John Carmack announces that he will devote himself full-time to his startup Keen Technologies, which aims to develop an “Artificial General Intelligence” (AGI), an artificial intelligence capable of adapting to all situations, and not a specific algorithm for a specific case.
John Carmack, Meta, the Metaverse, and the Rest
In his press release, Carmack said he was filled with “mixed feelings” about his experience at Meta: “[The] Quest 2 headset is almost exactly what I wanted to see from the start – a mobile product, followed by the interior and the outdoor, optional PC streaming, 4k(ish) screen, cost-effective. Despite all the criticisms that I could formulate against our software, millions of people still benefit from it (…) The problem is our efficiency”, he asserts.

The Oculus Quest 2 Elite strap.
We have a ridiculous amount of people and resources, but we’re constantly sabotaging ourselves and wasting our efforts. There is no way to coat it; I think our organization is operating at half the efficiency that would make me happy. Some may scoff and claim we’re doing just fine, but others will laugh and say, ‘Half? Ha! I’m at quarter efficiency!’
Carmack, known for being one of the brains behind several cult video games like Doom and Quake, joined Meta in 2013 to work on prototypes for the Oculus Rift headsets — which aren’t called that anymore.

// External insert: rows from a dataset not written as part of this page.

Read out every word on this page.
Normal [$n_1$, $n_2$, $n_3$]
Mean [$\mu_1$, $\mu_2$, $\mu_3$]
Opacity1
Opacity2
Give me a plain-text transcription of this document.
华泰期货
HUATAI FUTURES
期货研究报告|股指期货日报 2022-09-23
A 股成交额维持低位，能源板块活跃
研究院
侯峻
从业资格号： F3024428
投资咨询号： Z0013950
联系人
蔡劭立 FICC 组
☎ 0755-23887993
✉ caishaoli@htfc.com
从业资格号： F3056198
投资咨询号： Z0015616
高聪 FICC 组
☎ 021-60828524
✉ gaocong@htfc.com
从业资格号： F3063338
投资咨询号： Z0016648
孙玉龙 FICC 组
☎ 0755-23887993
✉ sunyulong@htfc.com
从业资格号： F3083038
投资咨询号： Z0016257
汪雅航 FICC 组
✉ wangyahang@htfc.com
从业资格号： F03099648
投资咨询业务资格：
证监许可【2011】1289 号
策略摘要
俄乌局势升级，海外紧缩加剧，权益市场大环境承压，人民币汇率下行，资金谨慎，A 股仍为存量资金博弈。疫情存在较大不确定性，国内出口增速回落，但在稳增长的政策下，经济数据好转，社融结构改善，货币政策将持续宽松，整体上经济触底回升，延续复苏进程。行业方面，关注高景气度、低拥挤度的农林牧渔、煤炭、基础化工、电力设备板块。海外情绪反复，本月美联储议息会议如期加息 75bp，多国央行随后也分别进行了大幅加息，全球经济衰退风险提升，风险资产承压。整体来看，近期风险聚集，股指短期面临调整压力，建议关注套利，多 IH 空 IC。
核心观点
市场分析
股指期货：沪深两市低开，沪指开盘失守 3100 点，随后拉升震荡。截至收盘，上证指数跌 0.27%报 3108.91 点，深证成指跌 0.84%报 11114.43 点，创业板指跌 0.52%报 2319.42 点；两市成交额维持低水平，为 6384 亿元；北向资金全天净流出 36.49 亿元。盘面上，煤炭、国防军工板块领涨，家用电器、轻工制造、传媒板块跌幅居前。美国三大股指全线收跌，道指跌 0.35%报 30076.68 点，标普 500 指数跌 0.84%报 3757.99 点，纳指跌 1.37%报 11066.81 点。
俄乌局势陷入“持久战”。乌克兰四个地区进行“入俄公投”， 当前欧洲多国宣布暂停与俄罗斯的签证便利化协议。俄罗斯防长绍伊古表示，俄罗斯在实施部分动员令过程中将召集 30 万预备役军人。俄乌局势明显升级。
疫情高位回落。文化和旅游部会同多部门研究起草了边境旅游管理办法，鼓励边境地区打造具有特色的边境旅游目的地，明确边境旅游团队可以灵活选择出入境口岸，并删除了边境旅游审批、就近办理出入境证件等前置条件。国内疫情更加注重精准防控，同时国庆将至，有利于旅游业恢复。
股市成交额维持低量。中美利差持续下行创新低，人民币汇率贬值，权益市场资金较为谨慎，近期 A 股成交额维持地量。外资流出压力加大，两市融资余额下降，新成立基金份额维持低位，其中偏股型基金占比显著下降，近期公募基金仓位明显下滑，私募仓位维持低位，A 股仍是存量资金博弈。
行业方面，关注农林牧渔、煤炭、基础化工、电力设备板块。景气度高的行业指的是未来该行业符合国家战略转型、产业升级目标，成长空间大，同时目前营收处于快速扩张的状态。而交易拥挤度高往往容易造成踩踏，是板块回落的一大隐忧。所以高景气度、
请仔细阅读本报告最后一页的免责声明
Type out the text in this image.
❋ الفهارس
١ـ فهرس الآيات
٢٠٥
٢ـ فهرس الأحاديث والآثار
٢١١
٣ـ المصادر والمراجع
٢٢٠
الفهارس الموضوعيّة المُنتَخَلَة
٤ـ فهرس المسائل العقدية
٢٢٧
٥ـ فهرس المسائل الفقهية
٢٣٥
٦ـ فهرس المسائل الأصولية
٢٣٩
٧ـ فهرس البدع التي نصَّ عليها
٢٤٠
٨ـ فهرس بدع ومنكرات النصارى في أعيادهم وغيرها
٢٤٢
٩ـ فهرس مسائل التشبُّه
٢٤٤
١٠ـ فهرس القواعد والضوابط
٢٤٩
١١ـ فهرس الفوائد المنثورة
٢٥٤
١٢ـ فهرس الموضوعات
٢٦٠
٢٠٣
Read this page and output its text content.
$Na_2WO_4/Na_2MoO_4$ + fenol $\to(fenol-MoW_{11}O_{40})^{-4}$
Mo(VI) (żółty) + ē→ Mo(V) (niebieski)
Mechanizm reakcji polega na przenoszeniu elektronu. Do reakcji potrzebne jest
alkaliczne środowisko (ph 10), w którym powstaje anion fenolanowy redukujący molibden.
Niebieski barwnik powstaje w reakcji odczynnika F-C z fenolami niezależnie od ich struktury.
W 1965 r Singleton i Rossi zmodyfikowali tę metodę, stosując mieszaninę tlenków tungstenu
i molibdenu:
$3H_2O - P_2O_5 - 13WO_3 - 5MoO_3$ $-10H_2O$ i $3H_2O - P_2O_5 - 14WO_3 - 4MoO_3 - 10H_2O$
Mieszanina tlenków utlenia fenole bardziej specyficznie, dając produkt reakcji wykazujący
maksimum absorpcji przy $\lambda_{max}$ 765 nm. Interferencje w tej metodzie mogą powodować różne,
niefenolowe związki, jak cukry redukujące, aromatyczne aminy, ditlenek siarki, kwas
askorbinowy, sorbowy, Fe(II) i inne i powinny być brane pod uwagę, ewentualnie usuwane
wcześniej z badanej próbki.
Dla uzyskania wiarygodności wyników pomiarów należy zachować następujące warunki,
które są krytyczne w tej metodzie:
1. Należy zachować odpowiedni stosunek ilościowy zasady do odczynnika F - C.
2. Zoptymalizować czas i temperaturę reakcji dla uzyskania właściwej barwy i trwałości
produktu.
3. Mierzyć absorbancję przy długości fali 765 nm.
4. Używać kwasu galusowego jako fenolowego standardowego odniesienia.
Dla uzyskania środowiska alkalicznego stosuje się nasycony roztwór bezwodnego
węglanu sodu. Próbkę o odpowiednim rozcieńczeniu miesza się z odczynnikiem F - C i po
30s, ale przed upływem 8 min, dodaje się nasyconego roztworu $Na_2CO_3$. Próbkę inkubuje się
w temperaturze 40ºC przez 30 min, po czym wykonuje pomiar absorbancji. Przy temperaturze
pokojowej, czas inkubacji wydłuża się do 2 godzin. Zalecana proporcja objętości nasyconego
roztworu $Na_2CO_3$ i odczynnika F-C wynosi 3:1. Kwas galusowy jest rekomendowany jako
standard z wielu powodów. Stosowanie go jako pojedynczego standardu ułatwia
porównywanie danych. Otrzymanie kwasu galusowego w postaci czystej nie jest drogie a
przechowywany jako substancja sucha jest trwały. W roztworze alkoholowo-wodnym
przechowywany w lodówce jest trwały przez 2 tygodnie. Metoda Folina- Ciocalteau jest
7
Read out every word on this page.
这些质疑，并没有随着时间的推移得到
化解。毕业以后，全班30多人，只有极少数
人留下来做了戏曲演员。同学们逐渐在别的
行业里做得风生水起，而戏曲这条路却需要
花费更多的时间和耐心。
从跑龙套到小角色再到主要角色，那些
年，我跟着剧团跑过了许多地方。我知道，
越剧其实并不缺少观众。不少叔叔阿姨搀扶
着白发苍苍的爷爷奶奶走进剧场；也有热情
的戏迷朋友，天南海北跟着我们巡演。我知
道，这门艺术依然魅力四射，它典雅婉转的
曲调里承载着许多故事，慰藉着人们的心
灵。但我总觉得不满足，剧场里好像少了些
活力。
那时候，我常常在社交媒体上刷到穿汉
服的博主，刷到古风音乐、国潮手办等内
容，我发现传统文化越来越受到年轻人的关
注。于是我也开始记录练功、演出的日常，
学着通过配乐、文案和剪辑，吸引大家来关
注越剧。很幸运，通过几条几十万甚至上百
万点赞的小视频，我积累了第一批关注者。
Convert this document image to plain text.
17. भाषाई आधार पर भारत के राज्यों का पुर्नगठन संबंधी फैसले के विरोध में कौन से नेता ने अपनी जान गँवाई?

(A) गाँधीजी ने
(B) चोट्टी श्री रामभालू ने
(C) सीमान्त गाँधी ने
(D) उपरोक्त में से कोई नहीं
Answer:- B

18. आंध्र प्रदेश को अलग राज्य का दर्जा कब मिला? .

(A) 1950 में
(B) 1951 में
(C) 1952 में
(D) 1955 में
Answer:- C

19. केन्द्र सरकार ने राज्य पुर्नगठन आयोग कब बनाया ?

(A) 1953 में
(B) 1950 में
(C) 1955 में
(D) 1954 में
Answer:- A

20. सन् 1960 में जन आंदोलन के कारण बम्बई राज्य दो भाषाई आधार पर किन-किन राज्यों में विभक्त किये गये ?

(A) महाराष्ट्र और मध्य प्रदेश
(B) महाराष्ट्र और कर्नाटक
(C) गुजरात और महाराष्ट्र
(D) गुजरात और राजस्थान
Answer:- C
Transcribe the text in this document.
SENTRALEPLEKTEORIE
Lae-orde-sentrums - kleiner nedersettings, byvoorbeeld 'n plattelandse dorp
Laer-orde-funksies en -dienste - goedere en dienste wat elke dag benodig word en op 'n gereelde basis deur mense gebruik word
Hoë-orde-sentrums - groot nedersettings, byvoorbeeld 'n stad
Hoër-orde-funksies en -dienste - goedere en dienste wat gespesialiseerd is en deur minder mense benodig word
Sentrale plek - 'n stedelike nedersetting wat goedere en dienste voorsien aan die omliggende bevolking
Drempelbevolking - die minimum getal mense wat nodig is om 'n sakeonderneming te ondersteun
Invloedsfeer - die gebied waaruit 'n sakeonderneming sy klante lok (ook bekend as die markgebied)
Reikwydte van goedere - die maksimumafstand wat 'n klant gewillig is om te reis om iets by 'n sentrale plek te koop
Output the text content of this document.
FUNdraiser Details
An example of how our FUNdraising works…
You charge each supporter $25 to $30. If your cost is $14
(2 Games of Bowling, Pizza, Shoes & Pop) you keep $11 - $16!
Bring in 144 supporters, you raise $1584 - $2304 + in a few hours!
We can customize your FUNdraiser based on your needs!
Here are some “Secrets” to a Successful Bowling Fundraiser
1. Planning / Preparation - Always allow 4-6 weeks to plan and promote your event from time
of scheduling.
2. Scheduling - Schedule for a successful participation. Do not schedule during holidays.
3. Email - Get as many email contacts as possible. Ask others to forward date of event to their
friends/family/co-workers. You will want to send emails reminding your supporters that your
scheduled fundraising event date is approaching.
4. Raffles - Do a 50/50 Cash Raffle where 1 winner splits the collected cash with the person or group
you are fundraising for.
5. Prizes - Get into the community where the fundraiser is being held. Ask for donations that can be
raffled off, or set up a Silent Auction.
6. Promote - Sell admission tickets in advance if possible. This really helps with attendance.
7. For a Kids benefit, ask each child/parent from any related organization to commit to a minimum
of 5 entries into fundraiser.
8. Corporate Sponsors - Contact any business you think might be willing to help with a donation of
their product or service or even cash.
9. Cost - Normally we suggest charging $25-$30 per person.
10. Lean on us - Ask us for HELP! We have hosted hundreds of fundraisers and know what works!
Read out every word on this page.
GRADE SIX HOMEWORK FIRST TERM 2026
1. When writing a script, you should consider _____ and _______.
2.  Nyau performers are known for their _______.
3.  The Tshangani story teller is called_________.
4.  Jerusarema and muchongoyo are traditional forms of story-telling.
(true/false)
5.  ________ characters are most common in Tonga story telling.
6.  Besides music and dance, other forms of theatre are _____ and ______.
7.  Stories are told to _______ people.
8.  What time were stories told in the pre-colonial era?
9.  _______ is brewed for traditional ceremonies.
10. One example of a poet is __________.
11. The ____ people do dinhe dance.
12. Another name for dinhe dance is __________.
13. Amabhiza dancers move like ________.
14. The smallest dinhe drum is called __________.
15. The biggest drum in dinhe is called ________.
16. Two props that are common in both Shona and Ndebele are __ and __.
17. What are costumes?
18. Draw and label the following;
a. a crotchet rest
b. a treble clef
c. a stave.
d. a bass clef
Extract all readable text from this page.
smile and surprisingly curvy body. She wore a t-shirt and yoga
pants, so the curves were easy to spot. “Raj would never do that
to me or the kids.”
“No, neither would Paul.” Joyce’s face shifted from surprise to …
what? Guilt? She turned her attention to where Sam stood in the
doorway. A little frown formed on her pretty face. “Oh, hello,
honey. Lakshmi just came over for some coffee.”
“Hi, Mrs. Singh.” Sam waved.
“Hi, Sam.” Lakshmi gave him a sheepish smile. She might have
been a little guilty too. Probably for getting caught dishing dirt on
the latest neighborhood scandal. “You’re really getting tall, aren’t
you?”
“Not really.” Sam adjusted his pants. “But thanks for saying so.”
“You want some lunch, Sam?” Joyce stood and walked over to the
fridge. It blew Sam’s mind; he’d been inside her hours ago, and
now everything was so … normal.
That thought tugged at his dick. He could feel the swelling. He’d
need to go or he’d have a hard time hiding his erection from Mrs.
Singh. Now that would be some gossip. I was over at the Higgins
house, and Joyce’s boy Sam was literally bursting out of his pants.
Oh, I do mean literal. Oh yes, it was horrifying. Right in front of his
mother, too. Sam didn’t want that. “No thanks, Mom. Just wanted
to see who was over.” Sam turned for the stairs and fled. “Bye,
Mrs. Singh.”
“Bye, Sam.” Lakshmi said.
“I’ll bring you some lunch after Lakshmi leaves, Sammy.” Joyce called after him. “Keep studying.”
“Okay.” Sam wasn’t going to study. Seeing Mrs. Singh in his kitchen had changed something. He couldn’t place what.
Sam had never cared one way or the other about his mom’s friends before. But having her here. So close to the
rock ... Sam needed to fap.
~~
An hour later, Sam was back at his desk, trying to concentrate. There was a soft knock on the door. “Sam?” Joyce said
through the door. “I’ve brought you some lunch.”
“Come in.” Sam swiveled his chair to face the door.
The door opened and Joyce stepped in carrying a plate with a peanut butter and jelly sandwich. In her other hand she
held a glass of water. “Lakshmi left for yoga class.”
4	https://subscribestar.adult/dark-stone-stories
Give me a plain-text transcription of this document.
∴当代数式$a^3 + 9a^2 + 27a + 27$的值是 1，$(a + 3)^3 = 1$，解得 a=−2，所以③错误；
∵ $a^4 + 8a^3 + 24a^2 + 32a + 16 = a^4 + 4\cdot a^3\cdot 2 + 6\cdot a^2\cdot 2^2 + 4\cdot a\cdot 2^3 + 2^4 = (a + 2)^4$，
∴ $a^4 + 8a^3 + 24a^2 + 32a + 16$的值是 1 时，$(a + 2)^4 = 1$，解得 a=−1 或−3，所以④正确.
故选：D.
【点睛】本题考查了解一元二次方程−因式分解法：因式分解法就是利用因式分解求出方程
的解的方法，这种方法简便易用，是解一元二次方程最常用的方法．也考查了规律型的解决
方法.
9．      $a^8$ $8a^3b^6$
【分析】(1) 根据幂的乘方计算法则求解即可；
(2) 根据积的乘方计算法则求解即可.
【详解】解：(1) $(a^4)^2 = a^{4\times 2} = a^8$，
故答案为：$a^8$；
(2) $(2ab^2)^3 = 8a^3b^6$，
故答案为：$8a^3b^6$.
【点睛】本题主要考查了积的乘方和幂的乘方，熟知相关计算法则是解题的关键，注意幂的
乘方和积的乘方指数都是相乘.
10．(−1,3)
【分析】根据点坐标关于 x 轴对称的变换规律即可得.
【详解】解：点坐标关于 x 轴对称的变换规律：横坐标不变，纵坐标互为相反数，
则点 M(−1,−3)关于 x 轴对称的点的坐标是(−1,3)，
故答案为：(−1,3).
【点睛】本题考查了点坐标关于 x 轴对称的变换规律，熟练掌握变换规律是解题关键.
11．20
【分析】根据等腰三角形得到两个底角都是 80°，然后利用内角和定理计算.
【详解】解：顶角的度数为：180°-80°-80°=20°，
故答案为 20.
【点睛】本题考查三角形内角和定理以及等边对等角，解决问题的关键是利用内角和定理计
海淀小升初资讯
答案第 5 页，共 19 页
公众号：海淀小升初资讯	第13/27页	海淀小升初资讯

“It was a fight for me,” concluded the ex-CTO. “I have a voice at the highest level here, so I feel like I should be able to get things done, but obviously, I’m not persuasive enough. A lot of the things I complain about end up proving me right after a year or two, and the evidence mounts, but I’ve never been able to kill stupid things before they do damage, or to set a direction and have a team stick to it. I think my influence at the margins has been positive, but it has never been a driving force. »
The immediate impact of Carmack’s departure on Mark Zuckerberg’s Metaverse project is not quantifiable, but the signal sent is harsh, as Meta struggles to convince investors of the viability of its virtual world project.